La riorganizzazione e riqualificazione del servizio regionale e locale punta anche sul potenziamento dei nodi di interscambio, ferrovia-ferrovia, ferrovia-autobus, autobus-autobus, ferrovia-autobus-veicolo privato.
Il nodo di interscambio rappresenta un punto di connessione tra le linee di differente livello e dovrà garantire, oltre l’agevole trasbordo da un sistema di servizio ad un altro, o tra differenti linee di uno stesso servizio, adeguate strutture di “servizi diversi” all’utenza. Infatti, il miglioramento delle condizioni di trasbordo (locali confortevoli, servizi commerciali, informazioni, ecc.) è la premessa indispensabile per una concreta e razionale ripianificazione delle reti di trasporto pubblico.
I poli di integrazione di primo livello indicati dal Piano Regionale dei Trasporti sono i capoluoghi di provincia (Cagliari, Sassari, Nuoro, Oristano, Sanluri-S. Gavino, Olbia-Tempio, Tortolì-Lanusei e Iglesias-Carbonia), più il centro di Macomer.
I nodi di interscambio di livello inferiore, che si riferiscono a microambiti territoriali, possono essere individuati nei centri di Samassi, Serramanna, Marrubiu, Uras-Ales, Isili-Laconi, Senorbì-Mandas, Abbasanta-Ghilarza, Ozieri, Ploaghe, Perfugas, Siniscola.
La localizzazione dei nodi di interscambio (gomma-gomma, gomma-ferro, individuale-collettivo) svolge un ruolo determinante nel disegno della rete.
Un fattore importante è rappresentato dalla riconoscibilità degli stessi nodi di interscambio nel territorio; infatti, la percezione dei punti di integrazione fra i diversi livelli e modi di servizio contribuisce ad una migliore leggibilità dello stesso da parte dell’utente.
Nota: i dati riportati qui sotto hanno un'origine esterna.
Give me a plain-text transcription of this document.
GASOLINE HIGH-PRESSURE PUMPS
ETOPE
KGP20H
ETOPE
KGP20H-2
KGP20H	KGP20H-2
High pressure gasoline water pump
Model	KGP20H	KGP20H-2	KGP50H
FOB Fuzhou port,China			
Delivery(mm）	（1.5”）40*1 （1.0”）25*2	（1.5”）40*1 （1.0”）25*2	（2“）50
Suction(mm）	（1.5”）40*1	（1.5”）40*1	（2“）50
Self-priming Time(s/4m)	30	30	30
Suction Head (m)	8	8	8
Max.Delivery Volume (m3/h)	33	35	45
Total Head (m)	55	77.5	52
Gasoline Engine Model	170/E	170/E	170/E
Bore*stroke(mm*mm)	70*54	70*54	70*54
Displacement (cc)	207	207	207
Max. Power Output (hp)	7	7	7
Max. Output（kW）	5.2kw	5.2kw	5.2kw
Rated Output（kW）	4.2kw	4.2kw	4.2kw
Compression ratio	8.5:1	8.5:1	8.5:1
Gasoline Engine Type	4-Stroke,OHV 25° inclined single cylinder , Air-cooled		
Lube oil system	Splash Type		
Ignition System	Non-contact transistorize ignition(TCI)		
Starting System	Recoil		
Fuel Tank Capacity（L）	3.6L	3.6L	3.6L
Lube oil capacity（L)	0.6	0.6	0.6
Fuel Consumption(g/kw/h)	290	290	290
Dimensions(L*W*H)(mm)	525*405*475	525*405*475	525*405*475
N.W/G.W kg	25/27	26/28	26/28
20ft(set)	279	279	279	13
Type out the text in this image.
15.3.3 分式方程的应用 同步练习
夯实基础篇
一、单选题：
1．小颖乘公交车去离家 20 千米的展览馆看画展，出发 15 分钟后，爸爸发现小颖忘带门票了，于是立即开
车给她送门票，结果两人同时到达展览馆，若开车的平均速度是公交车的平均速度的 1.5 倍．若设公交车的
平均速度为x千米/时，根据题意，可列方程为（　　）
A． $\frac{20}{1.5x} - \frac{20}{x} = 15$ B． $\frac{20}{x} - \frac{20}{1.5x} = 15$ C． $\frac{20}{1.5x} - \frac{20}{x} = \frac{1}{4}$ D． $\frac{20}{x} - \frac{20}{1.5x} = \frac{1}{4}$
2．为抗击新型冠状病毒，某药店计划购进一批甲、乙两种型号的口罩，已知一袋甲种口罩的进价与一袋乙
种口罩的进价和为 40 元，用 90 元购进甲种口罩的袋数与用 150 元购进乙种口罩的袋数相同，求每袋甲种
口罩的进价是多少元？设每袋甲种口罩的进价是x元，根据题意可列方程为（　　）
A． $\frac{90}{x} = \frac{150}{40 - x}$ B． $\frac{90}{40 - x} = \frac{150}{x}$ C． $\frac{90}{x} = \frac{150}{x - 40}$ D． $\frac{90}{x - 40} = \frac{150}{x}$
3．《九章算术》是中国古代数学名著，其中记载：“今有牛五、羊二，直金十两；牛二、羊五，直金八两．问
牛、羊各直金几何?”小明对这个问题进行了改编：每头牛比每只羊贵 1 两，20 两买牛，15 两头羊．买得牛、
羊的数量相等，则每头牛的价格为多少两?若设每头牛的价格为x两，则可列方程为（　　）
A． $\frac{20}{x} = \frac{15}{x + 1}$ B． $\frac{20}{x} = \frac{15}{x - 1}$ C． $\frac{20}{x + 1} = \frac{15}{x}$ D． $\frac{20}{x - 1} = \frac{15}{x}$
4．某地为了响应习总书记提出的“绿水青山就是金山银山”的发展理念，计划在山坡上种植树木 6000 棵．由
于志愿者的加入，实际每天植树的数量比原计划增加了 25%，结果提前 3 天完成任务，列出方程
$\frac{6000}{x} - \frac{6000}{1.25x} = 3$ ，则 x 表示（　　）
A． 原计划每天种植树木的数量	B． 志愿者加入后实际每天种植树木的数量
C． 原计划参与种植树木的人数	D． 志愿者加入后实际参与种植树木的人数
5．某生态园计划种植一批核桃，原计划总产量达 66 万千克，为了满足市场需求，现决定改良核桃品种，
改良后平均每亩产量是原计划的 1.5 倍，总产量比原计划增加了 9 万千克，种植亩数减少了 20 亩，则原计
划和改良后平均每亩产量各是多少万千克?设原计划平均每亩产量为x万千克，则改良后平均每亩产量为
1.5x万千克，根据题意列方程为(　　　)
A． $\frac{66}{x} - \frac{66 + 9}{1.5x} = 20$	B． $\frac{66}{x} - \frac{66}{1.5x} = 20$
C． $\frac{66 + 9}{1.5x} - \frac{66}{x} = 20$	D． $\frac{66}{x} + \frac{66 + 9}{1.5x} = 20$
L’estensione dell’intermodalità in tutto il territorio dell’isola e l’integrazione tra i vari sistemi di trasporto treno, bus e auto.

A tal fine la Regione ha programmato e finanziato la realizzazione di dieci centri intermodali:
• centro intermodale di San Gavino;
• centro intermodale di Carbonia;
• centro intermodale di Sassari;
• centro intermodale di Iglesias;
• centro intermodale di Macomer;
• centro intermodale di Abbasanta;
• centro intermodale di Oristano;
• centro intermodale di Nuoro;
• centro intermodale di Tortolì;
• centro intermodale di Sassari;
• centro intermodale di Villamassargia.

In aggiunta ai suddetti nodi di interscambio gomma-ferro, nelle aree ove non vi sia la presenza dell’infrastruttura ferroviaria, la Regione intende individuare centri d’integrazione e di scambio tra lo stesso modo di trasporto (gomma-gomma), la cui localizzazione risulta un fattore strategico al fine di una completa unitarietà ed integrazione della rete del trasporto pubblico locale.